12 mai 2011

l’amitié est une gémellité sporadique


Soirée à l’atelier de la rue du faubourg Saint-Denis. J’ai fait connaissance avec un dessinateur italien nommé Alessandro Tota. J’aime beaucoup son style de dessins. C’est l’avantage des ateliers collectifs : les rencontres. Même si je suis effrayé par les autres et que je mets une éternité à ne pas fuir, à ne plus éviter.

Deux demi-journées et une nuit dans une cabane dans un arbre en Normandie. Un rêve d’enfant qui se réalise. C’était parfait.

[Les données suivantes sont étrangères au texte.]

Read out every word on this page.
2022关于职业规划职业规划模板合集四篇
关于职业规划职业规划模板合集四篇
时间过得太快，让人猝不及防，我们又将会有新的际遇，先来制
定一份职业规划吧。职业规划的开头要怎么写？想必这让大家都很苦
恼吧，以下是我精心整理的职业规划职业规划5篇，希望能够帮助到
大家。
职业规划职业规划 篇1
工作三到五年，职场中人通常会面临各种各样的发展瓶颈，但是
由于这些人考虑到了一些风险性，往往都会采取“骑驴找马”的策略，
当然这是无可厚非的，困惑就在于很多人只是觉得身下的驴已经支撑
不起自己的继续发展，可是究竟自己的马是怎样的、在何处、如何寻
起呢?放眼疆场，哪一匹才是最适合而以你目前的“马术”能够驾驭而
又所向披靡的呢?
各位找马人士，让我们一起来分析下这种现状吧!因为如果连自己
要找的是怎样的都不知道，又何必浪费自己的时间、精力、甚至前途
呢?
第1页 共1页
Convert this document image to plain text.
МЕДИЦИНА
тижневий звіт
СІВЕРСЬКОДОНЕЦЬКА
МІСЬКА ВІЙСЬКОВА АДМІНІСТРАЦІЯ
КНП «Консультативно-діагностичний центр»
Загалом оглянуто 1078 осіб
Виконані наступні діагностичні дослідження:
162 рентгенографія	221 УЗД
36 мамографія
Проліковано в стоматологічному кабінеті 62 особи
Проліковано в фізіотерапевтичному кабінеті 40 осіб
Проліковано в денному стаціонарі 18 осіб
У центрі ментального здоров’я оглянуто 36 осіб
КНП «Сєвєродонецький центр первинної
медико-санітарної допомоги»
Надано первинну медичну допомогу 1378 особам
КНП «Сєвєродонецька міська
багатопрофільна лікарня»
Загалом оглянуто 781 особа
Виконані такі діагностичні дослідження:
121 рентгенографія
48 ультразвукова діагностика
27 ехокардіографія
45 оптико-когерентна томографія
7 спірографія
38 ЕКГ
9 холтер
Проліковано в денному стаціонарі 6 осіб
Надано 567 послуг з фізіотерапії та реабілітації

Revu Lionel. On ne s’était pas vu depuis six mois. On a reparlé comme au bon vieux temps. On s’est retrouvé les mêmes problématiques, comme si parfois nous faisions les mêmes gestes, comme si nous avions les mêmes pensées, comme une gémellité sporadique, complexe. Et c’est de ce battement même, comme un phare, de ces différences tout de même, que nous tirons du jeu, que la perspective naît, nous révèle l’un à l’autre, l’un pour l’autre. Les choses s’éclairent. Nous nous voyons mieux. Nous assistons à qui nous sommes, et qui nous sommes en train de devenir par la grâce de cet éclairage amical. Nous venons de très loin, de très profond, et nous nous débrouillons avec ça, si nous y travaillons nous voyons ce magma, ce bordel de rêves de nos parents, de désirs, de renoncement, de violences bien habillées, alors il est bien évident qu’il n’y a pas de liberté, que nous avons été façonné, que notre liberté s’est exprimée par hasard, par chance, parfois. Mais voilà nous sommes de la matière, et ce n’est pas une mauvaise nouvelle. Au travail maintenant.

6 mai 2011

Oedème de Quincke, un sport


Hier soir c’était la fête pour les dix ans de la revue Décapage. Le temps de saluer Dominique Gaultier, Claude Tarenne, Dominique Noguez et le rédac’ chef, Jean-Baptiste Gendarme. Cela avait l’air très bien comme soirée. J’ai tenu moins de quatre minutes. Il y a des disciplines sportives auxquelles j’échoue toujours.

3 mai 2011

mal de tête


Depuis lundi, Paris c’est mal de tête et fatigue. Il y une phrase que je me répète souvent : être fidèle aux blessés, pas aux blessures. Une autre : les seuls problèmes qui méritent que l’on s’attaque à eux prouvent leur mérite en ripostant (Erdos). Peu à peu on engrange une série de maximes, de petites fioles que l’on porte à nos lèvres quand les idées noires fleurissent. Alors ça va mieux. Je suis toujours étonné comme la joie n’est pas loin des larmes, comme tout un coup elle renverse tout, efface la mélancolie. Heureusement :-). On est surpris par ces forces sombres et ces forces joyeuses qui semblent s’affronter sans fin, qui peut-être se parlent. Il y a de la conversation dans ce jeu, un langage que nous articulons pour être quelque chose qui ressemblerait à ce que nous désirons être.

Ces derniers temps j’ai lu les bd de Lucie Durbiano, qui travaille dans le même atelier que moi. C’est drôle, léger mais pas vraiment finalement. Je conseille Lo en particulier.

J’imprime beaucoup ces temps-ci, le livre sur mon père que je ne finis pas de finir. Un autre projet aussi, et un livre jeunesse. J’aime ce moment, ce bruit de l’imprimante, les feuilles aspirées, entraînées, marquées, et qui sortent, chaudes.

La bd (un comic-strips : Boogaloo) qui nous a occupé Clément et moi ces trois dernières années est quasi terminée, on commence à prendre contact avec des éditeurs. Croisons les doigts.